Todo lo que Dios desee transmitirnos como señal va necesariamente por la vía de este mundo material, de modo que debemos ser capaces de discernir el mensaje al margen de cómo se nos transmite. No es que Él no quiera, sino que nosotros no seamos capaces de entender. Puede ser un detalle casi insignificante, pero que con sorpresa constatamos que está relacionado con una respuesta a nuestros problemas, y nos hace mirar hacia arriba y decir «¡Gracias! Yo sé que fuiste Tú».

Y ya que estamos en eso, agradezcamos siempre. ¿Acaso no agradecemos favores, gentilezas, que nos den una mano en nuestras dificultades?

Notas y Referencias

1. Benedicto XVI, Jesús de Nazaret: Desde el Bautismo a la Transfiguración.
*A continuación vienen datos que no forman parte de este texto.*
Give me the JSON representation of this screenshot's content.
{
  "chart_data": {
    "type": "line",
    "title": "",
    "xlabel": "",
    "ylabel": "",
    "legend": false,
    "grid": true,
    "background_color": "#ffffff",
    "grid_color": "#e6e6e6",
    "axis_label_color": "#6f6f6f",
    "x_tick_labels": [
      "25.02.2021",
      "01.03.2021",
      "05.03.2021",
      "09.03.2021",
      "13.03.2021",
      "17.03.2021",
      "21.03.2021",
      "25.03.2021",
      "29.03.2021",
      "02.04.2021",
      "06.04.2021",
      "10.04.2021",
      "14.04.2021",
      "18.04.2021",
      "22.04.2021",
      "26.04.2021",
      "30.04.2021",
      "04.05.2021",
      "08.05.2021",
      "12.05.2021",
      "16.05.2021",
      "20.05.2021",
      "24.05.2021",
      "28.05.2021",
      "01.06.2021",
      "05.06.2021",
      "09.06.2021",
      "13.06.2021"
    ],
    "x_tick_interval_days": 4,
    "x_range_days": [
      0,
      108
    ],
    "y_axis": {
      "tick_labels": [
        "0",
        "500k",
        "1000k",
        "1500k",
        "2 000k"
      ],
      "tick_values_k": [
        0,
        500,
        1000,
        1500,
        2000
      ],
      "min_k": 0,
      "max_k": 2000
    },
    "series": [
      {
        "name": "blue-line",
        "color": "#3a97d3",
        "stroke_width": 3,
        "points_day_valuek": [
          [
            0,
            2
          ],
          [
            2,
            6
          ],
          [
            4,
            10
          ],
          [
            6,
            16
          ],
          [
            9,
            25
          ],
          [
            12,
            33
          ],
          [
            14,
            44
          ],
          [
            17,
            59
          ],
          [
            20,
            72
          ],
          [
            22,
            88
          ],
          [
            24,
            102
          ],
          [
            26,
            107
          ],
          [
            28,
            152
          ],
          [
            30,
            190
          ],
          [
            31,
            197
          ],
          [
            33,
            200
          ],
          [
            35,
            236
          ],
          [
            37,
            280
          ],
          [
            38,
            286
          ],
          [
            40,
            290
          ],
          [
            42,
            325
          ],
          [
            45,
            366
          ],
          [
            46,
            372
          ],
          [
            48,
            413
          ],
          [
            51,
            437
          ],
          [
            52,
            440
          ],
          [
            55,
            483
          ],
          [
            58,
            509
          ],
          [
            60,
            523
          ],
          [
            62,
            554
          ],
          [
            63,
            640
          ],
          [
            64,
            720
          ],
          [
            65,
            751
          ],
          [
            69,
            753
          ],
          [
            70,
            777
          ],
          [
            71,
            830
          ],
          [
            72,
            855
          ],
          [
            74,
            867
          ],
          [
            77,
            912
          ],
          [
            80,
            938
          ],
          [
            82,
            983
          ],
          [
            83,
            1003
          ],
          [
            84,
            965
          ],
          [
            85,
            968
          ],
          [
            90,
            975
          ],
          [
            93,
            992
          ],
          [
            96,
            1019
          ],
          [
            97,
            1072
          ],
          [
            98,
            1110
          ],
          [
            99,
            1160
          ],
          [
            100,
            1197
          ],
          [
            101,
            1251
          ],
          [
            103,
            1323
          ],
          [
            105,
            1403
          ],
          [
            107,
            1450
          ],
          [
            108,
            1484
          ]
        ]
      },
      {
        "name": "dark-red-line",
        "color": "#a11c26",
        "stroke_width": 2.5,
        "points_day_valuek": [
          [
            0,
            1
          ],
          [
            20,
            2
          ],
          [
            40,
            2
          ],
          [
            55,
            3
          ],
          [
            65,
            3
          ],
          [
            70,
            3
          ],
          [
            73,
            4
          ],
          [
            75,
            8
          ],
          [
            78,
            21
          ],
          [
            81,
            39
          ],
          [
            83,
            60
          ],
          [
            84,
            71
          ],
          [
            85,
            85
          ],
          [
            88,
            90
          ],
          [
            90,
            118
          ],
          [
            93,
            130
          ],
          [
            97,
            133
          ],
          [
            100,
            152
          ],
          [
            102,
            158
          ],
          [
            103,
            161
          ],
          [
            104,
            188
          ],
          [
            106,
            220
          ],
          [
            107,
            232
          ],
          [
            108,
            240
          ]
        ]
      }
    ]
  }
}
Ciudad del Vaticano, Librería Editrice Vaticana, 2007, p. 140. (Trad. Carmen Bas Álvarez).

2. Un análisis muy detallado de la cuestión, si bien algo denso y difícil de seguir, aparece en Karl Rahner, Curso fundamental sobre la fe, Herder, 2007, pp. 92-95.

3. En el caso de los milagros, el exceso de ciencia podría llevarnos a tratar de calcular la potencia del foco de excepción de gravedad que pudiera provocar la levitación de un santo, o la densidad del agua bajo los pies de San Pedro para poder caminar sobre las aguas del Mar de Galilea. En todo caso, sería un ejercicio interesante, pero estéril.

4. Joseph Ratzinger. Introducción al cristianismo, Ciudad del Vaticano, 2002, p. 13. 5 Éxodo 3,2.